Alternatives considered

  • Keep dispatch-only; document ReAct / Plan-and-Execute as patterns. Rejected. Every existing Trails prototype app has reinvented these three primitives, none of them compatibly. This is the Fabrica thesis inverted: not shipping the agent loop is the wrong bet, because without it every user reinvents it worse.
  • Depend on LangChain / LlamaIndex for the agent loop; keep Trails dispatch-only. Rejected. LangChain's cost accounting is opaque to Trails' CostAccountant, and its callback machinery does not naturally project into PROV-O. Taking the dependency would break ADR-0009 (provenance always on) and ADR-0012 (cost as primitive) at exactly the boundary those ADRs need to cover.
  • Bake only the LLM client; leave planning strategies out. Rejected. This solves © prompt-caching and (d) budget-linked LLM calls but leaves every user still writing a ReAct loop by hand — against inconsistent conventions. The three primitives are co-valuable; shipping them together is cheaper than shipping them serially across three minor versions.

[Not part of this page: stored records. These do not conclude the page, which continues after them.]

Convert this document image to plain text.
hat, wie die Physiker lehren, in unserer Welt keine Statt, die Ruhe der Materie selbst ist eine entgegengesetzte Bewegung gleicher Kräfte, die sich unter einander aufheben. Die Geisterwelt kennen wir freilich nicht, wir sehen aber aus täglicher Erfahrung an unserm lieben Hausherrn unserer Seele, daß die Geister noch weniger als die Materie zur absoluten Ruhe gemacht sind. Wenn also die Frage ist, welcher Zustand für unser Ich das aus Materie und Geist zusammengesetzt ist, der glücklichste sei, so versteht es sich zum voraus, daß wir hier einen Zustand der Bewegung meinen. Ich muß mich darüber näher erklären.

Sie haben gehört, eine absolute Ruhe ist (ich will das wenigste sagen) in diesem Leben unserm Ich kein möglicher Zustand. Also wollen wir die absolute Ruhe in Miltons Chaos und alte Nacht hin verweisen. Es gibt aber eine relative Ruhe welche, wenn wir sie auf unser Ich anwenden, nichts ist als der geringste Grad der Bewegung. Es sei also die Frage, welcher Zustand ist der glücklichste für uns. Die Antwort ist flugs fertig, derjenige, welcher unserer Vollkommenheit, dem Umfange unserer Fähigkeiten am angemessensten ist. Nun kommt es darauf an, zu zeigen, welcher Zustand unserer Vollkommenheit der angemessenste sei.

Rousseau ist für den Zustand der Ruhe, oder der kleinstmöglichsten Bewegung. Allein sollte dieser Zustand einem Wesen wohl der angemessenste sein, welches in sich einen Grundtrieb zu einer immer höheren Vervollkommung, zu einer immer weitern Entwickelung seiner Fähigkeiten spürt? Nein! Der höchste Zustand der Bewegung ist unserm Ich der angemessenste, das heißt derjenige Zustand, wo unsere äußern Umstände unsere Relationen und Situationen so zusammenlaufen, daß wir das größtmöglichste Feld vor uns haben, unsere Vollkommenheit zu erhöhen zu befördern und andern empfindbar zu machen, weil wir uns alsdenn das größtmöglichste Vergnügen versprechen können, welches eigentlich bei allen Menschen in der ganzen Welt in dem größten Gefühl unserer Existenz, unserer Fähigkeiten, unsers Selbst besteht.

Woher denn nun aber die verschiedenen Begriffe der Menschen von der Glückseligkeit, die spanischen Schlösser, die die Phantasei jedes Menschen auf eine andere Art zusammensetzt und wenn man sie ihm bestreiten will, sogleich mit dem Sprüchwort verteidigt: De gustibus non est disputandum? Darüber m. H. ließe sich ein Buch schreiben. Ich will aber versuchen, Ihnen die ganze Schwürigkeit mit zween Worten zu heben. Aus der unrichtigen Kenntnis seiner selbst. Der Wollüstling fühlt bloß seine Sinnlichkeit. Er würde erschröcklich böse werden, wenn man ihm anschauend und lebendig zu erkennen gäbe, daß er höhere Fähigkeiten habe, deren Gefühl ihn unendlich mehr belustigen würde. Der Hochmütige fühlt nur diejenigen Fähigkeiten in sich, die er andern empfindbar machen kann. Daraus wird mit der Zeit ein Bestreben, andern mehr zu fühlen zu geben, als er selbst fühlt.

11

  • Ship only ReAct; add other strategies on demand. Deferred, not rejected. Phase 2 ships only ReAct; Phase 3 adds Plan-and-Execute and Reflexion. If Phase 3 slips past M9, the ADR still stands — the strategy slot exists.

Open questions

  1. LLM-internal provenance granularity. Do we emit a prov:Activity per token, per LLM call, or both (call-level as primary, optional token-level trace linked via prov:wasInformedBy)? Per-token loses us the NFR-Perf1 latency budget almost immediately; per-call may be too coarse for regulators who want to see reasoning trace. Leaning toward per call + an opt-in token-trace named graph (prov:llm-tokens) that defaults off and is never exported cross-boundary regardless of ADR-0013 assurance.
  2. Sync vs async LLMClient. Kernel is sync through M1 and moves async in M1+ (guardrails §3). M9 is post-async; default async is the right call, but sync shims matter for scripts and tests. Ship both, or sync-over-async?

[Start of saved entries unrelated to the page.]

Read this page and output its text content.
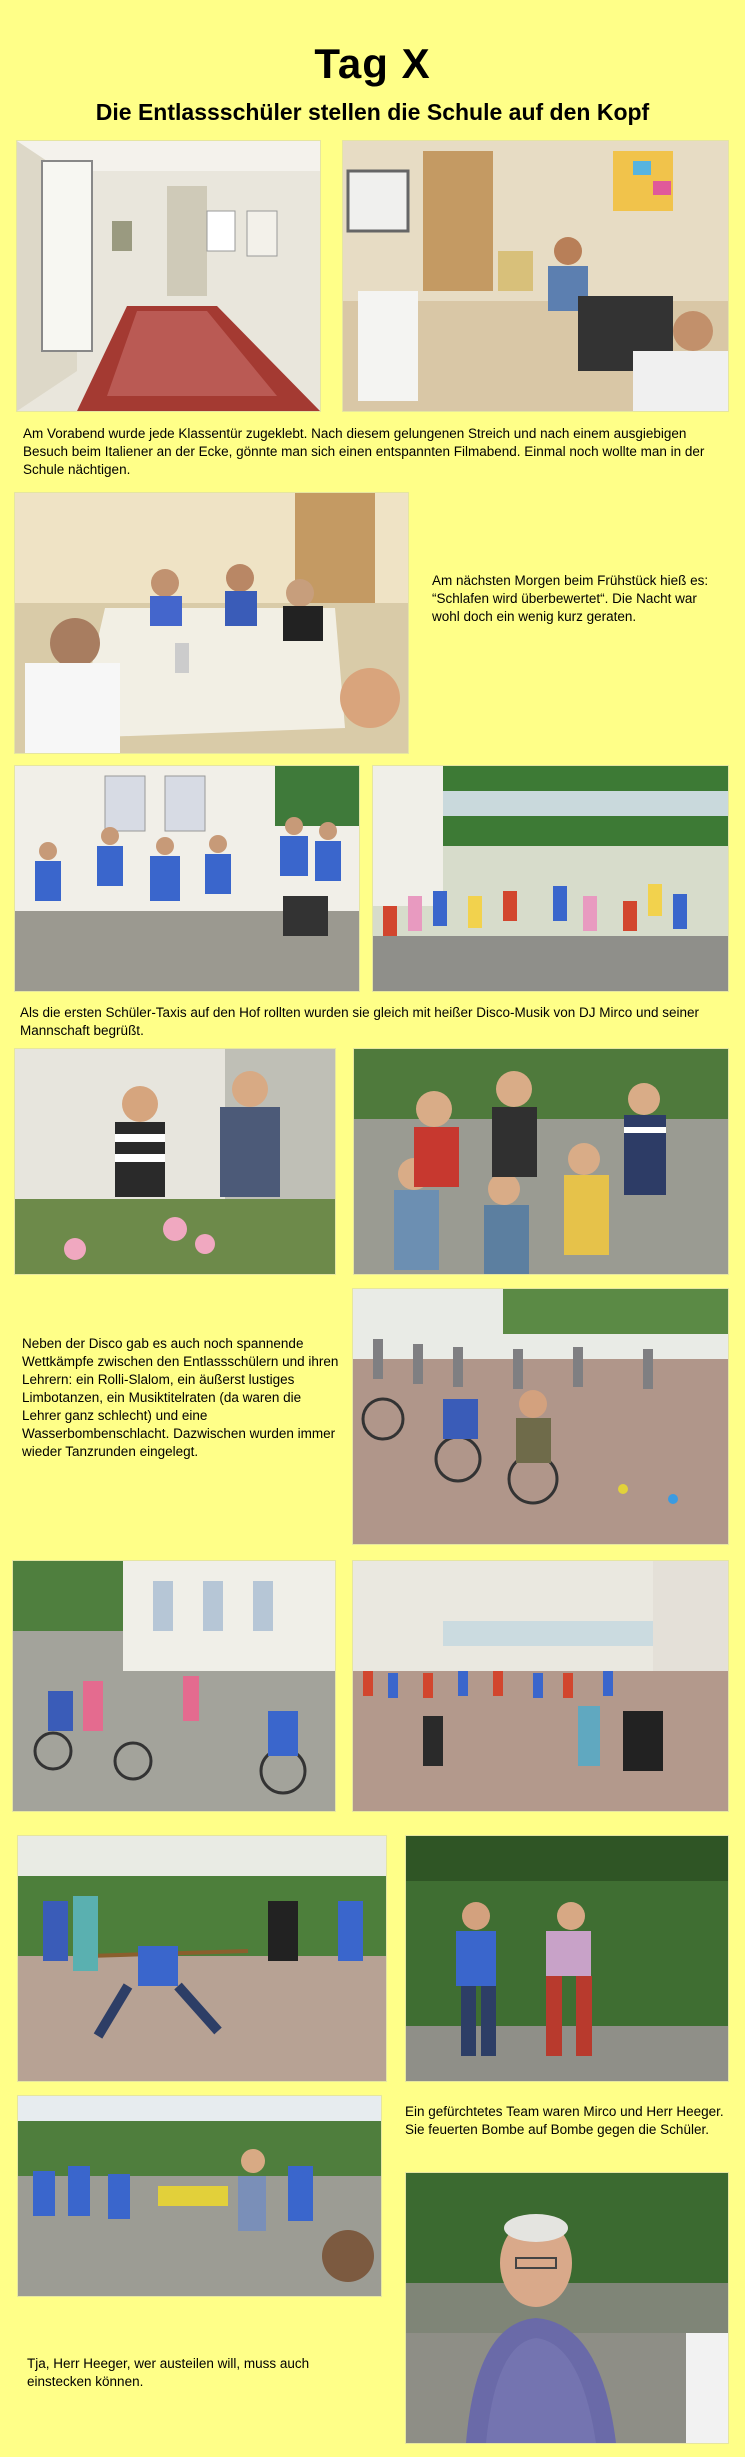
Tag X
Die Entlassschüler stellen die Schule auf den Kopf
Am Vorabend wurde jede Klassentür zugeklebt. Nach diesem gelungenen Streich und nach einem ausgiebigen Besuch beim Italiener an der Ecke, gönnte man sich einen entspannten Filmabend. Einmal noch wollte man in der Schule nächtigen.
Am nächsten Morgen beim Frühstück hieß es: “Schlafen wird überbewertet“. Die Nacht war wohl doch ein wenig kurz geraten.
Als die ersten Schüler-Taxis auf den Hof rollten wurden sie gleich mit heißer Disco-Musik von DJ Mirco und seiner Mannschaft begrüßt.
Neben der Disco gab es auch noch spannende Wettkämpfe zwischen den Entlassschülern und ihren Lehrern: ein Rolli-Slalom, ein äußerst lustiges Limbotanzen, ein Musiktitelraten (da waren die Lehrer ganz schlecht) und eine Wasserbombenschlacht. Dazwischen wurden immer wieder Tanzrunden eingelegt.
Ein gefürchtetes Team waren Mirco und Herr Heeger. Sie feuerten Bombe auf Bombe gegen die Schüler.
Tja, Herr Heeger, wer austeilen will, muss auch einstecken können.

  3. Context vs ADR-0017 ORM overlap. Session.invocations holds capability envelopes; ActiveGraph models (ADR-0017) hold domain entities. When a capability returns an ActiveGraph instance, does the session hold the instance, its IRI, or a pickled snapshot? The replay semantics of each choice differ sharply.
  4. Strategy mix mid-session. Can a session switch strategies (e.g., start in Plan-and-Execute, fall back to ReAct on replan failure)? Convenient but complicates PROV graph topology — the root activity's prov:wasInformedBy tree gets messier.
  5. Prompt-cache coordination across sessions. Anthropic's prompt-cache keys are per-account. If two sessions on the same principal share a system prompt, do we key the cache on the system prompt hash (sharing cache) or on session.id (no sharing)? Sharing saves money; not sharing is simpler to reason about for audit replay.
  6. Budget handling when a planner and a capability both want to spend. A single invoke() inside a ReAct loop may itself call ctx.llm.complete() (see worked example). We open two cost envelopes (planner-step, capability-internal). Do they nest, or does the capability one attach to the capability's prov:Activity only? Double-counting must not happen.